Poucas semanas depois, já no Egito, a absolvição de policiais, que mataram dezenas de manifestantes em Alexandria um ano antes, fez com que a população voltasse às ruas para protestar contra o presidente Mursi. Foram noites e noites de confrontos extremamente violentos entre centenas de jovens e as forças de segurança nas imediações da Praça Tahrir. Em Alexandria e em outras cidades, naquela semana, mais de uma dezena de manifestantes foram mortos. Novamente, nenhum policial me agrediu.

É óbvio ser incorreto afirmar que nesses dois países que mal conhecem a democracia e não compreendem a noção que temos do Estado de Direito, a polícia não seja violenta. Ela é, e muito. Mas foi aqui, no Brasil, no meu país, onde existem leis que me protegem, em que a minha profissão é defendida por quem está no poder, onde a imprensa, em menor ou maior grau, é, sim, livre, que fui agredido por tirar uma fotografia.
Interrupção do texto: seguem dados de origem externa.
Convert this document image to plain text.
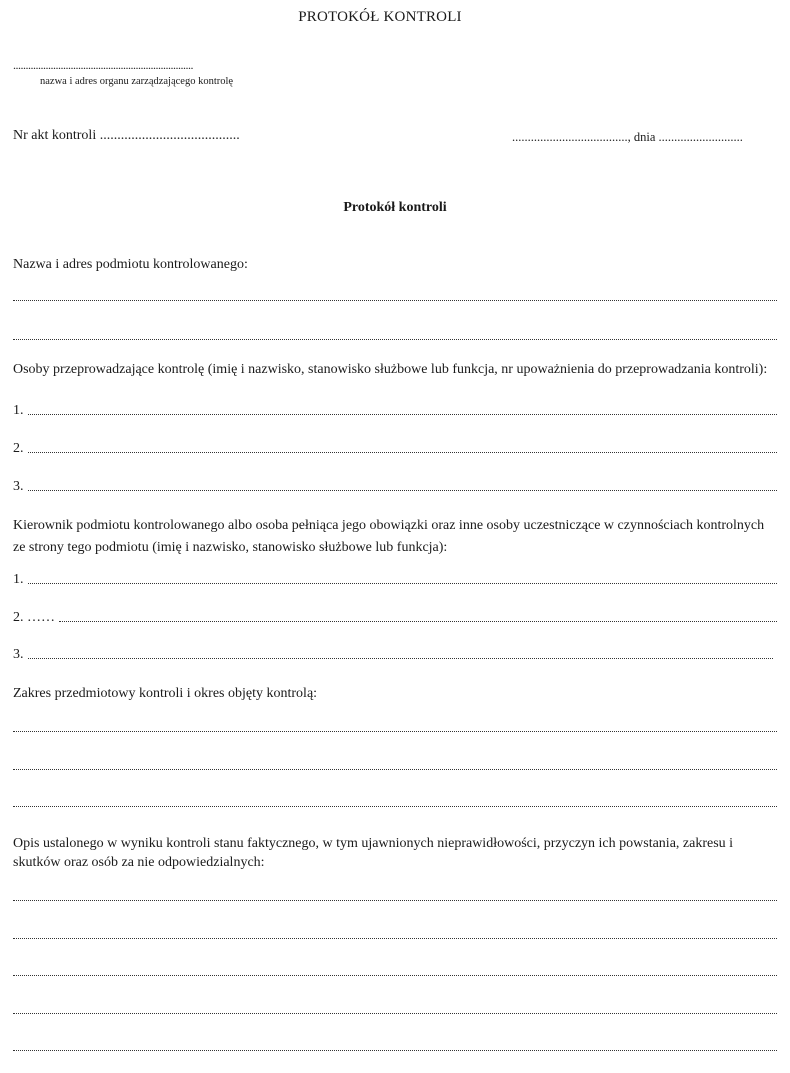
PROTOKÓŁ KONTROLI
........................................................................
nazwa i adres organu zarządzającego kontrolę
Nr akt kontroli ........................................	....................................., dnia ...........................
Protokół kontroli
Nazwa i adres podmiotu kontrolowanego:
Osoby przeprowadzające kontrolę (imię i nazwisko, stanowisko służbowe lub funkcja, nr upoważnienia do przeprowadzania kontroli):
1.
2.
3.
Kierownik podmiotu kontrolowanego albo osoba pełniąca jego obowiązki oraz inne osoby uczestniczące w czynnościach kontrolnych ze strony tego podmiotu (imię i nazwisko, stanowisko służbowe lub funkcja):
1.
2. ……
3.
Zakres przedmiotowy kontroli i okres objęty kontrolą:
Opis ustalonego w wyniku kontroli stanu faktycznego, w tym ujawnionych nieprawidłowości, przyczyn ich powstania, zakresu i skutków oraz osób za nie odpowiedzialnych:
Ontem fui espancado por um grupo de 13 policiais. Me agrediram com chutes, socos e cassetetes porque fotografei-os batendo de forma covarde em um dos voluntários do GAPP (Grupo de Apoio aos Protestos Populares). Foi uma agressão gratuita, que tinha como único objetivo me intimidar e impedir que eu praticasse o saudável e fundamental ato de registrar as coisas que acontecem em uma manifestação pública. Sou jornalista com mais de 15 anos de carreira. Já atuei em alguns dos principais veículos de comunicação do país. Já estive a trabalho em países que não prezam exatamente pela liberdade de imprensa, como Irã, Afeganistão ou Angola. Já fui intimidado, mas nunca espancado por forças de segurança do Estado.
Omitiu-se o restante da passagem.